First, we reproduce the birth date donation method based on the methodology described in the IPEA technical note (Osório, 2019). It estimates and imputes missing birth dates (day, month, and year) by matching individuals with donors from different interviews within the same household based on sex, acceptable household condition changes, and estimated age. This process is executed by our internal function donate_birth_dates.

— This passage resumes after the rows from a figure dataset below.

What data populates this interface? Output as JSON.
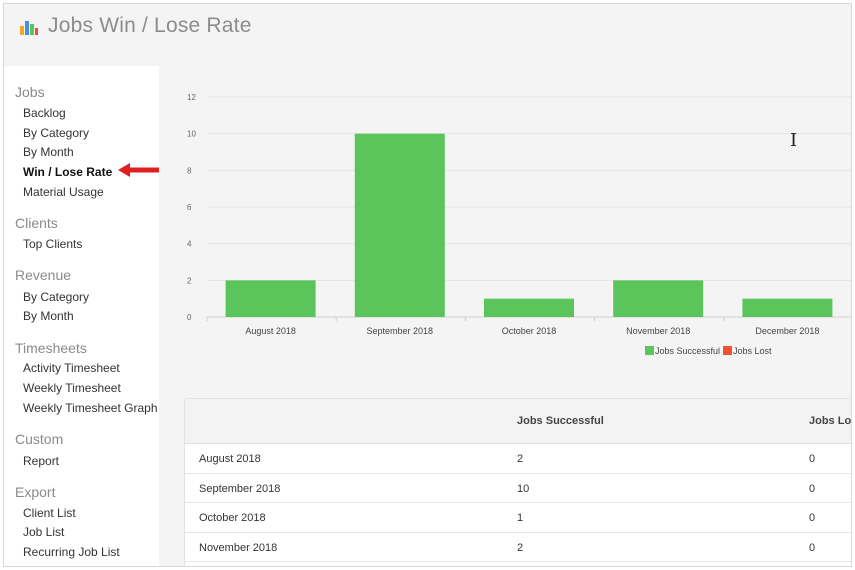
{
  "header": {
    "title": "Jobs Win / Lose Rate",
    "logo_icon": "bar-chart-icon"
  },
  "sidebar": {
    "sections": [
      {
        "title": "Jobs",
        "items": [
          "Backlog",
          "By Category",
          "By Month",
          "Win / Lose Rate",
          "Material Usage"
        ]
      },
      {
        "title": "Clients",
        "items": [
          "Top Clients"
        ]
      },
      {
        "title": "Revenue",
        "items": [
          "By Category",
          "By Month"
        ]
      },
      {
        "title": "Timesheets",
        "items": [
          "Activity Timesheet",
          "Weekly Timesheet",
          "Weekly Timesheet Graph"
        ]
      },
      {
        "title": "Custom",
        "items": [
          "Report"
        ]
      },
      {
        "title": "Export",
        "items": [
          "Client List",
          "Job List",
          "Recurring Job List"
        ]
      }
    ],
    "active_item": "Win / Lose Rate"
  },
  "chart_data": {
    "type": "bar",
    "categories": [
      "August 2018",
      "September 2018",
      "October 2018",
      "November 2018",
      "December 2018"
    ],
    "series": [
      {
        "name": "Jobs Successful",
        "values": [
          2,
          10,
          1,
          2,
          1
        ],
        "color": "#5bc55b"
      },
      {
        "name": "Jobs Lost",
        "values": [
          0,
          0,
          0,
          0,
          0
        ],
        "color": "#f0522e"
      }
    ],
    "yticks": [
      0,
      2,
      4,
      6,
      8,
      10,
      12
    ],
    "ylim": [
      0,
      12
    ],
    "grid": true,
    "legend": "bottom-center"
  },
  "table": {
    "headers": [
      "",
      "Jobs Successful",
      "Jobs Lost"
    ],
    "rows": [
      [
        "August 2018",
        "2",
        "0"
      ],
      [
        "September 2018",
        "10",
        "0"
      ],
      [
        "October 2018",
        "1",
        "0"
      ],
      [
        "November 2018",
        "2",
        "0"
      ]
    ]
  },
  "colors": {
    "accent_bar": "#5bc55b",
    "lost": "#f0522e",
    "annotation_arrow": "#e02020"
  }
}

  • Stage 1 (advanced_1): Repeats the basic identification logic, but utilizing the donated dates. The identifier – stored as id_rs1 – combines:
    • id_dom – Household ID
    • V2007 – Sex
    • birth_day – Donated day of birth
    • birth_month – Donated month of birth
    • birth_year – Donated year of birth
  • Stage 2 (advanced_2): For individuals not completely matched in Stage 1, we relax the year of birth constraint (assuming it is often misreported). The identifier – stored as id_rs2 – combines:
    • id_dom – Household ID
    • birth_month – Donated month of birth
    • birth_day – Donated day of birth
    • V2003 – Order number in the household
  • Stage 3 (advanced_3): Targets candidates with fragmented interviews (less than 5 matches in the previous stages). It considers a match successful if there is a unique individual in the same household, in a different quarter, that satisfies the acceptable difference criteria established by Ribas and Soares (up to 4 days difference in the day of birth, 2 months in the month of birth, and a dynamically adjusted year-of-birth difference based on the individual’s reported age). The final identifier is stored as id_rs3.

Attrition and Identification Rates

1. Household Attrition Rate

The table below shows the unconditional attrition rate for households. This represents the percentage of household units observed in Wave 1 that were successfully re-interviewed and tracked in subsequent waves.

Interview (Wave) Household Attrition Rate (%)
1 100.00000
2 93.75667
3 91.84360
4 90.59256
5 89.60861

2. Initial Identification Rate (Line-Based)

This table reports the percentage of raw PNADC individual observations (lines) in Wave 1 for which we successfully built a valid identifier. Data is lost in this stage exclusively due to the inability to construct the identifier (e.g., missing essential data) or household grouping constraints.

Interview (Wave) Basic Rate (%) Adv 1 Rate (%) Adv 2 Rate (%) Adv 3 Rate (%)
1 93.82378 95.82954 96.40170 96.39606

3. Individual Unconditional Tracking Rate (ID-Based)

This table demonstrates the cumulative retention of tracked individuals over time. It uses the total number of uniquely identified individuals from Wave 1 as the universal denominator (starting at 100%), showing how much tracking power is gained by using the advanced algorithms.

Interview (Wave) Basic Rate (%) Adv 1 Rate (%) Adv 2 Rate (%) Adv 3 Rate (%) Difference (Adv 3 - Basic)
1 100.00000 100.00000 100.00000 100.00000 0.00000 p.p.
2 87.01360 88.20828 88.50570 88.83374 + 1.82014 p.p.
3 80.55773 82.33729 82.85546 83.38268 + 2.82495 p.p.
4 75.81465 77.91677 78.57830 79.25447 + 3.43982 p.p.
5 72.01655 74.27815 75.01486 75.79868 + 3.78213 p.p.